En la discusión que hoy se surte sobre la urgente necesidad de reformar la justicia, pero sobre todo la política que la infiltró para corromperla y destruirla, uno de los temas olvidados es la seguridad jurídica de los más pobres y la relación entre la superación de la pobreza y la funcionalidad del sistema de justicia.
A pesar del esfuerzo sostenido en el curso de los últimos 50 años por combatir la pobreza, el hambre y las enfermedades tratables, millones de seres humanos siguen viviendo en la miseria absoluta. En Colombia, tenemos una pobreza del 32,7 por ciento (2012) y una malnutrición del 12,6 por ciento (2010-12).
Cuando pensamos en la pobreza, rápidamente nos enfocamos en el hambre, las enfermedades, la falta de agua potable, el desempleo, la vivienda precaria o el analfabetismo, pero pocas veces ponderamos la vulnerabilidad crónica de los pobres a la violencia. Fenómenos como la violencia sexual, el trabajo forzado, la detención ilegal, el acoso y la amenaza de las pandillas y las bandas criminales, el robo de tierras, el abuso policial, el asalto callejero y la opresión se esconden bajo las privaciones más visibles. Estas condiciones de inseguridad humana no son necesariamente una consecuencia de graves rupturas del orden, sino el producto de la violencia criminal común que acompaña a los pobres, vulnerables por su condición, y que los obliga a vivir en una situación de explotación que aumenta su debilidad, frustrando así su salida de la pobreza.

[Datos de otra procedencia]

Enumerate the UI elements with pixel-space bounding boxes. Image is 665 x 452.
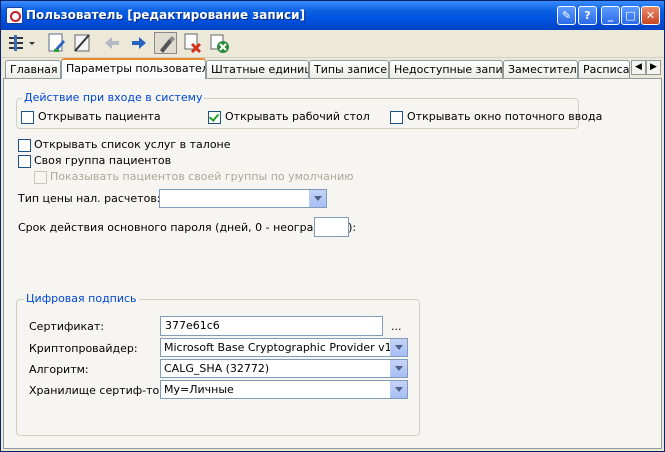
title-bar[interactable]: Пользователь [редактирование записи] ✎ ?… (1, 1, 664, 30)
show-group-checkbox[interactable] (34, 171, 47, 184)
tab-strip: Главная Параметры пользователя Штатные е… (3, 58, 664, 79)
tab-schedule[interactable]: Расписа (578, 60, 630, 78)
tab-user-params[interactable]: Параметры пользователя (61, 58, 206, 79)
password-term-input[interactable] (314, 217, 349, 237)
algorithm-label: Алгоритм: (29, 363, 89, 376)
digital-signature-legend: Цифровая подпись (24, 292, 139, 305)
login-action-legend: Действие при входе в систему (22, 91, 205, 104)
chevron-down-icon[interactable] (309, 190, 326, 207)
open-desktop-label: Открывать рабочий стол (225, 110, 370, 123)
chevron-down-icon[interactable] (390, 360, 407, 377)
cert-store-select[interactable]: My=Личные (160, 380, 408, 399)
maximize-button[interactable]: □ (621, 6, 640, 25)
tab-main[interactable]: Главная (5, 60, 61, 78)
close-button[interactable]: ✕ (641, 6, 660, 25)
show-group-label: Показывать пациентов своей группы по умо… (50, 170, 354, 183)
window: Пользователь [редактирование записи] ✎ ?… (0, 0, 665, 452)
checkmark-icon (208, 111, 220, 122)
open-services-label: Открывать список услуг в талоне (34, 138, 231, 151)
tab-record-types[interactable]: Типы записей (309, 60, 389, 78)
tab-staff-units[interactable]: Штатные единицы (206, 60, 309, 78)
edit-document-icon[interactable] (45, 32, 68, 54)
own-group-label: Своя группа пациентов (34, 154, 172, 167)
open-stream-input-checkbox[interactable] (390, 111, 403, 124)
provider-select[interactable]: Microsoft Base Cryptographic Provider v1… (160, 338, 408, 357)
view-menu-icon[interactable] (6, 32, 38, 54)
cert-store-value: My=Личные (164, 383, 234, 396)
brush-icon[interactable] (154, 32, 177, 54)
close-record-icon[interactable] (208, 32, 231, 54)
tab-scroll-left-icon[interactable]: ◀ (631, 60, 646, 75)
certificate-label: Сертификат: (29, 320, 105, 333)
tools-icon[interactable]: ✎ (557, 6, 576, 25)
certificate-browse-button[interactable]: ... (391, 320, 402, 333)
algorithm-select[interactable]: CALG_SHA (32772) (160, 359, 408, 378)
help-icon[interactable]: ? (578, 6, 597, 25)
own-group-checkbox[interactable] (18, 155, 31, 168)
price-type-label: Тип цены нал. расчетов: (18, 192, 161, 205)
user-params-panel: Действие при входе в систему Открывать п… (3, 78, 662, 449)
provider-label: Криптопровайдер: (29, 342, 138, 355)
chevron-down-icon[interactable] (390, 381, 407, 398)
open-services-checkbox[interactable] (18, 139, 31, 152)
cert-store-label: Хранилище сертиф-тов: (29, 384, 170, 397)
app-icon (6, 7, 23, 24)
open-desktop-checkbox[interactable] (208, 111, 221, 124)
price-type-select[interactable] (159, 189, 327, 208)
chevron-down-icon[interactable] (390, 339, 407, 356)
password-term-label: Срок действия основного пароля (дней, 0 … (18, 221, 357, 234)
tab-deputies[interactable]: Заместители (503, 60, 578, 78)
tab-scroll-right-icon[interactable]: ▶ (646, 60, 661, 75)
open-patient-label: Открывать пациента (38, 110, 161, 123)
minimize-button[interactable]: _ (601, 6, 620, 25)
open-stream-input-label: Открывать окно поточного ввода (407, 110, 603, 123)
back-arrow-icon[interactable] (101, 32, 124, 54)
login-action-group: Действие при входе в систему Открывать п… (16, 91, 602, 129)
toolbar (1, 30, 664, 58)
certificate-field[interactable]: 377e61c6 (160, 316, 383, 336)
digital-signature-group: Цифровая подпись Сертификат: 377e61c6 ..… (16, 292, 420, 436)
tab-unavailable-records[interactable]: Недоступные записи (389, 60, 503, 78)
edit-frame-icon[interactable] (71, 32, 94, 54)
forward-arrow-icon[interactable] (127, 32, 150, 54)
provider-value: Microsoft Base Cryptographic Provider v1… (164, 341, 403, 354)
window-title: Пользователь [редактирование записи] (26, 8, 306, 22)
algorithm-value: CALG_SHA (32772) (164, 362, 270, 375)
delete-record-icon[interactable] (181, 32, 204, 54)
open-patient-checkbox[interactable] (21, 111, 34, 124)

Pero, por ejemplo, en el caso de la violencia sexual que en Colombia permanece en la más absurda impunidad, la estimación internacional sugiere que una de cada tres mujeres en el mundo es violada, abusada o golpeada por lo menos una vez en su vida. La distribución de esa victimización no es uniforme. La vulnerabilidad se concentra entre las niñas y las mujeres más pobres y menos educadas. El Banco Mundial estima que la epidemia de la violencia sexual mata y mutila más mujeres entre 15 y 44 años que la malaria, el cáncer, los accidentes de tráfico y los conflictos armados juntos; pero como son pobres, no pasa nada.
Gary Haugen y Víctor Boutros ponen un muy serio énfasis en The Locust Effect (Oxford 2014) en este tema en particular: los efectos nocivos de esta violencia cotidiana sobre los menos favorecidos del mundo efectivamente anulan y revierten todo lo que se está haciendo para mejorar sus vidas, porque “si no estás seguro, nada más importa”.

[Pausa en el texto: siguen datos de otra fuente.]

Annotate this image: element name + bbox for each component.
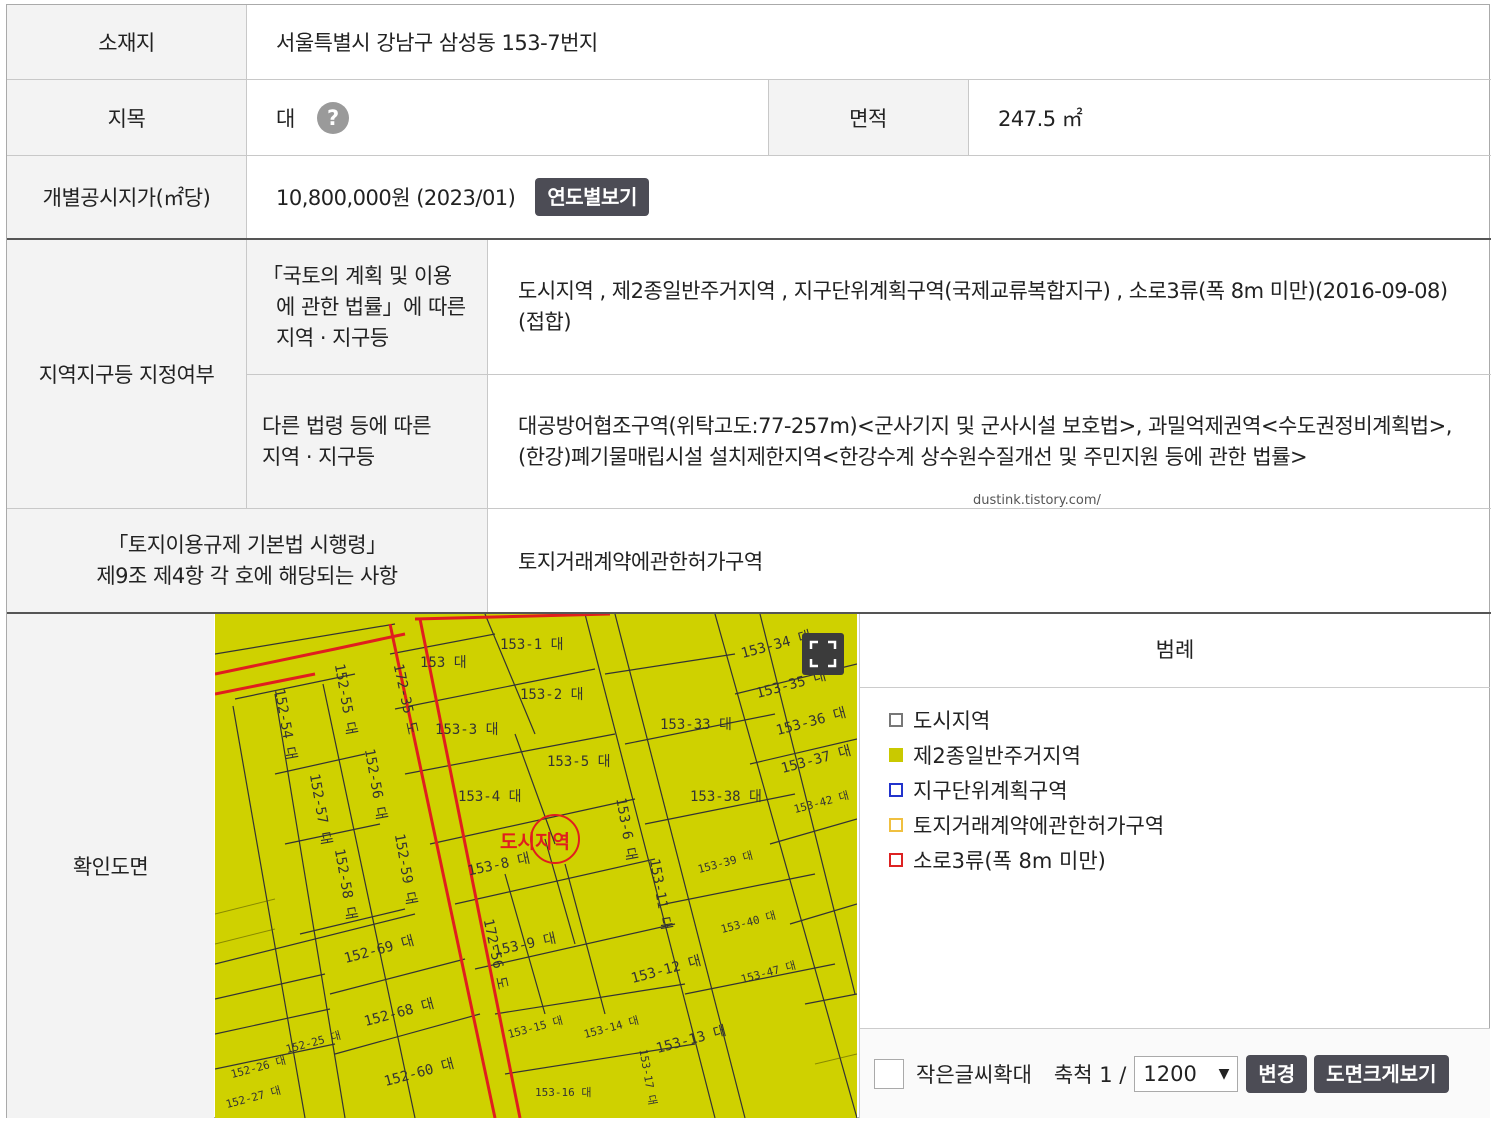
price-value-cell: 10,800,000원 (2023/01) 연도별보기 [246,156,1490,238]
zoning-sub1-label-line3: 지역 · 지구등 [276,325,389,350]
enlarge-label: 작은글씨확대 [916,1062,1032,1087]
location-value: 서울특별시 강남구 삼성동 153-7번지 [276,31,598,55]
land-use-table: 소재지 서울특별시 강남구 삼성동 153-7번지 지목 대 ? 면적 247.… [6,4,1491,1118]
legend-item-district-plan: 지구단위계획구역 [889,772,1490,807]
legend-item-urban: 도시지역 [889,702,1490,737]
zoning-sub2-label-line2: 지역 · 지구등 [262,444,375,469]
legend-label: 제2종일반주거지역 [913,743,1081,768]
legend-swatch [889,782,903,797]
lot-label: 153-33 대 [660,717,732,733]
jimok-value: 대 [276,106,295,131]
jimok-value-cell: 대 ? [246,80,768,155]
legend-label: 지구단위계획구역 [913,778,1068,803]
zoning-sub1-value: 도시지역 , 제2종일반주거지역 , 지구단위계획구역(국제교류복합지구) , … [518,279,1448,334]
enforcement-label: 「토지이용규제 기본법 시행령」 제9조 제4항 각 호에 해당되는 사항 [7,509,487,612]
scale-select[interactable]: 1200 ▼ [1134,1055,1239,1092]
chevron-down-icon: ▼ [1218,1065,1230,1082]
yearly-view-button[interactable]: 연도별보기 [535,178,649,216]
map-label: 확인도면 [7,614,214,1118]
lot-label: 153-4 대 [458,789,522,805]
help-icon[interactable]: ? [316,101,349,134]
enforcement-value: 토지거래계약에관한허가구역 [518,549,763,574]
lot-label: 153-5 대 [547,754,611,770]
lot-label: 153-1 대 [500,637,564,653]
scale-label: 축척 1 / [1053,1062,1127,1087]
zoning-label: 지역지구등 지정여부 [7,240,246,508]
scale-value: 1200 [1143,1061,1197,1086]
legend-panel: 범례 도시지역 제2종일반주거지역 지구단위계획구역 토지거래계약에관한허가구역… [859,614,1490,1118]
legend-label: 소로3류(폭 8m 미만) [913,848,1106,873]
zoning-sub1-label-line2: 에 관한 법률」에 따른 [276,294,466,319]
enlarge-checkbox[interactable] [874,1058,904,1089]
legend-swatch [889,712,903,727]
zoning-sub2-label-line1: 다른 법령 등에 따른 [262,413,432,438]
legend-item-residential: 제2종일반주거지역 [889,737,1490,772]
legend-swatch [889,747,903,762]
lot-label: 153-2 대 [520,687,584,703]
area-value: 247.5 ㎡ [998,106,1083,131]
legend-title: 범례 [860,614,1490,688]
change-scale-button[interactable]: 변경 [1246,1054,1308,1093]
watermark: dustink.tistory.com/ [973,493,1101,508]
zoning-sub2-label: 다른 법령 등에 따른 지역 · 지구등 [246,375,487,508]
legend-label: 토지거래계약에관한허가구역 [913,813,1165,838]
zoning-sub1-label: 「국토의 계획 및 이용 에 관한 법률」에 따른 지역 · 지구등 [246,240,487,374]
price-value: 10,800,000원 (2023/01) [276,186,516,210]
fullscreen-icon[interactable] [802,633,844,675]
enforcement-label-line2: 제9조 제4항 각 호에 해당되는 사항 [96,563,398,588]
legend-label: 도시지역 [913,708,991,733]
zoning-sub1-label-line1: 「국토의 계획 및 이용 [262,263,452,288]
price-label: 개별공시지가(㎡당) [7,156,246,238]
location-label: 소재지 [7,5,246,79]
legend-swatch [889,817,903,832]
big-map-view-button[interactable]: 도면크게보기 [1314,1054,1449,1093]
enforcement-label-line1: 「토지이용규제 기본법 시행령」 [107,532,387,557]
area-label: 면적 [768,80,968,155]
legend-list: 도시지역 제2종일반주거지역 지구단위계획구역 토지거래계약에관한허가구역 소로… [860,688,1490,877]
lot-label: 153-16 대 [535,1086,592,1099]
legend-swatch [889,852,903,867]
legend-item-permit-zone: 토지거래계약에관한허가구역 [889,807,1490,842]
center-zone-label: 도시지역 [500,831,570,853]
zoning-sub2-value: 대공방어협조구역(위탁고도:77-257m)<군사기지 및 군사시설 보호법>,… [518,413,1452,469]
lot-label: 153-38 대 [690,789,762,805]
lot-label: 153 대 [420,655,467,671]
lot-label: 153-3 대 [435,722,499,738]
map-controls: 작은글씨확대 축척 1 / 1200 ▼ 변경 도면크게보기 [860,1028,1490,1118]
legend-item-road: 소로3류(폭 8m 미만) [889,842,1490,877]
jimok-label: 지목 [7,80,246,155]
cadastral-map[interactable]: 153 대 153-1 대 153-2 대 153-3 대 153-5 대 15… [215,614,857,1118]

Mientras la seguridad pública en los barrios periféricos se deteriora, se han creado sistemas paralelos de seguridad privada que funcionan de una manera bastante abusiva pero afortunada para quienes pueden pagarla. De esta forma hemos institucionalizado una ciudadanía de segunda clase, a la que se le niega la salida de su condición de pobreza, pero, además, la libertad más fundamental de todas: el derecho a vivir libres de miedo.
Ni nuestros sistemas de seguridad pública, ni las garantías de la justicia están diseñados para proteger a la gente de los criminales, sino a los poderosos de la gente. Los grandes hampones de este país no sufren las humillantes condiciones de hacinamiento en las cárceles. La presunción de inocencia y las garantías más fundamentales no operan para los ladrones de caldo de gallina, y es eso, exactamente, lo que tiene que cambiar. La lucha contra la pobreza y la inequidad pasa necesariamente por un cambio radical en el tratamiento que tienen los ciudadanos ante la ley y por mejorar los esfuerzos para proteger a las comunidades pobres de la brutalidad física y el abuso humillante que les hacen imposible salir de la miseria.